Four years ago, most of the world (even in Silicon Valley) hadn’t heard of deep learning and had no idea the artificial intelligence revolution it would come to drive. Today, it’s powering a not-significant percentage of our consumer experiences and might even be a savior for the wearable market.
At least, that’s my takeaway after reading yesterday about the AI (specifically, natural language processing) capabilities Google has built into Android Wear 2.0
. It’s not even that I think smartwatches and “smart messaging” are particularly exciting (like a true curmudgeon, I still prefer analog watches and manually typed text messages), but the direction in which we’re heading is. If we’re running NLP models on devices as small as smartwatches today, imagine what our smartphones, home automation hubs and, let’s not forget, civic and scientific sensors will be capable of in the not-too-distant future.
Another story from yesterday that got a lot less press than Android Wear, but highlights what I’m talking about, is the new computer vision division
of police-department outfitter Taser. It acquired a startup called Dextro (who I covered back in 2014
, if you want some background) and the computer vision team from wearable provider Misfit in order to form a new division called Axon AI. While Dextro focused on making video searchable, and Taser is talking a lot about video analysis, it’s not difficult to imagine a future in which police body cameras and even consumer wearables are able to do advanced computer vision in real time—with or without a cloud connection.
Of course, wearable technologies are really just a subsection of the Internet of Things, which is also largely powered by deep learning (at least if devices aim to do anything useful). And IoT is driving investment in edge computing (aka fog computing) to ensure no device is ever without low-latency access to extra processing power or storage capacity.

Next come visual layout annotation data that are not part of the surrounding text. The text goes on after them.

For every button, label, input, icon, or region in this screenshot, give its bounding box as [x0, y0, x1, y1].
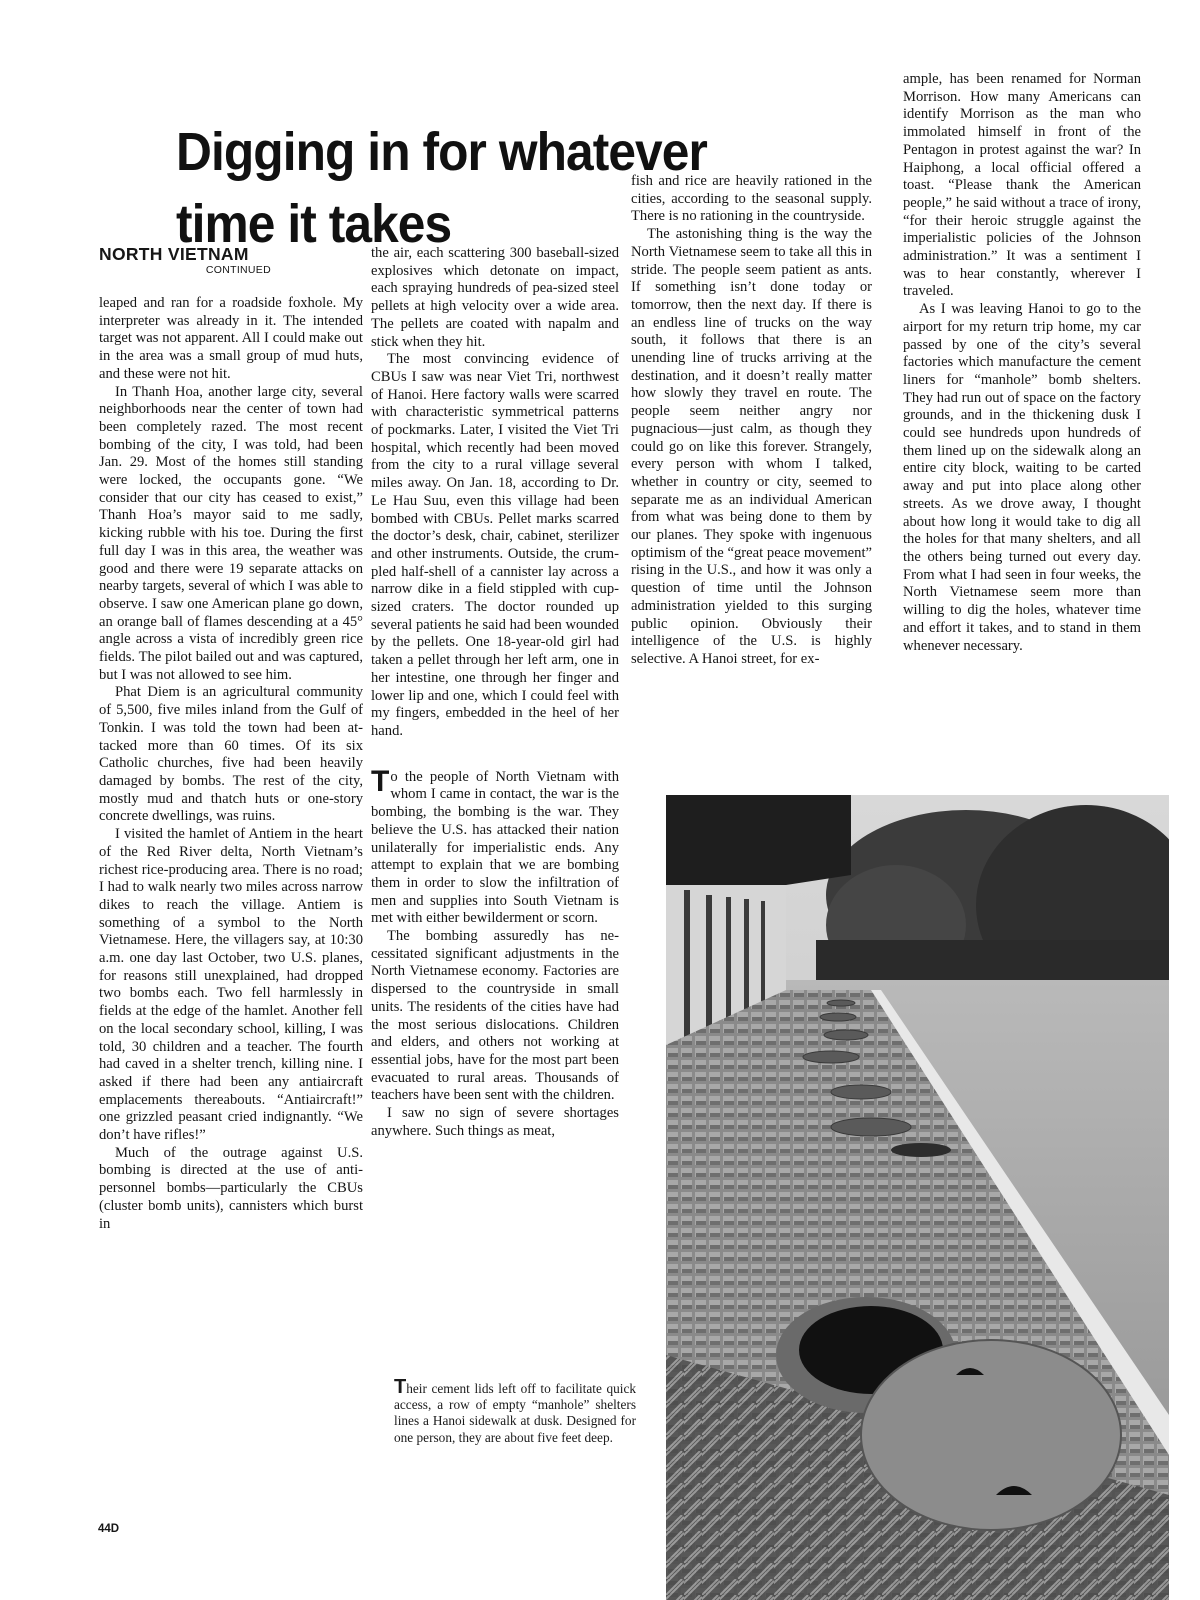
paragraph: In Thanh Hoa, another large city, severa…: [99, 384, 363, 685]
photo-illustration: [666, 795, 1169, 1600]
page-number: 44D: [98, 1523, 119, 1535]
article-column-3: fish and rice are heavily rationed in th…: [631, 173, 872, 669]
caption-text: heir cement lids left off to facili­tate…: [394, 1381, 636, 1445]
paragraph: Much of the outrage against U.S. bombing…: [99, 1145, 363, 1234]
section-subtitle: CONTINUED: [99, 264, 279, 276]
paragraph: The bombing assuredly has ne­cessitated …: [371, 928, 619, 1105]
paragraph-text: o the people of North Vietnam with whom …: [371, 769, 619, 927]
caption-drop-cap: T: [394, 1376, 406, 1398]
headline-line-1: Digging in for whatever: [176, 122, 707, 182]
drop-cap: T: [371, 772, 389, 792]
paragraph: Phat Diem is an agricultural community o…: [99, 684, 363, 826]
paragraph: leaped and ran for a roadside fox­hole. …: [99, 295, 363, 384]
section-title: NORTH VIETNAM: [99, 244, 279, 264]
paragraph: I saw no sign of severe shortages anywhe…: [371, 1105, 619, 1140]
paragraph: The astonishing thing is the way the Nor…: [631, 226, 872, 669]
photo-manhole-shelters: [666, 795, 1169, 1600]
section-heading: NORTH VIETNAM CONTINUED: [99, 244, 279, 276]
article-column-4: ample, has been renamed for Nor­man Morr…: [903, 71, 1141, 655]
paragraph: fish and rice are heavily rationed in th…: [631, 173, 872, 226]
paragraph: ample, has been renamed for Nor­man Morr…: [903, 71, 1141, 301]
paragraph: I visited the hamlet of Antiem in the he…: [99, 826, 363, 1145]
paragraph: The most convincing evidence of CBUs I s…: [371, 351, 619, 740]
article-column-1: leaped and ran for a roadside fox­hole. …: [99, 295, 363, 1233]
dropcap-paragraph: To the people of North Vietnam with whom…: [371, 769, 619, 928]
paragraph: As I was leaving Hanoi to go to the airp…: [903, 301, 1141, 655]
paragraph: the air, each scattering 300 base­ball-s…: [371, 245, 619, 351]
photo-caption: Their cement lids left off to facili­tat…: [394, 1380, 636, 1446]
article-column-2: the air, each scattering 300 base­ball-s…: [371, 245, 619, 1140]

Finally, on a related note, I recently covered research
into a framework that can let groups of consumer devices actually train
deep learning models. Other scientists suggest smartphones could benefit from advances in quantum computing. IBM is apparently showing off promising results
from its brain-inspired TrueNorth chip.
Basically, our stuff is getting really smart, really fast, and in many cases we won’t even need to worry about having an internet connection to use it.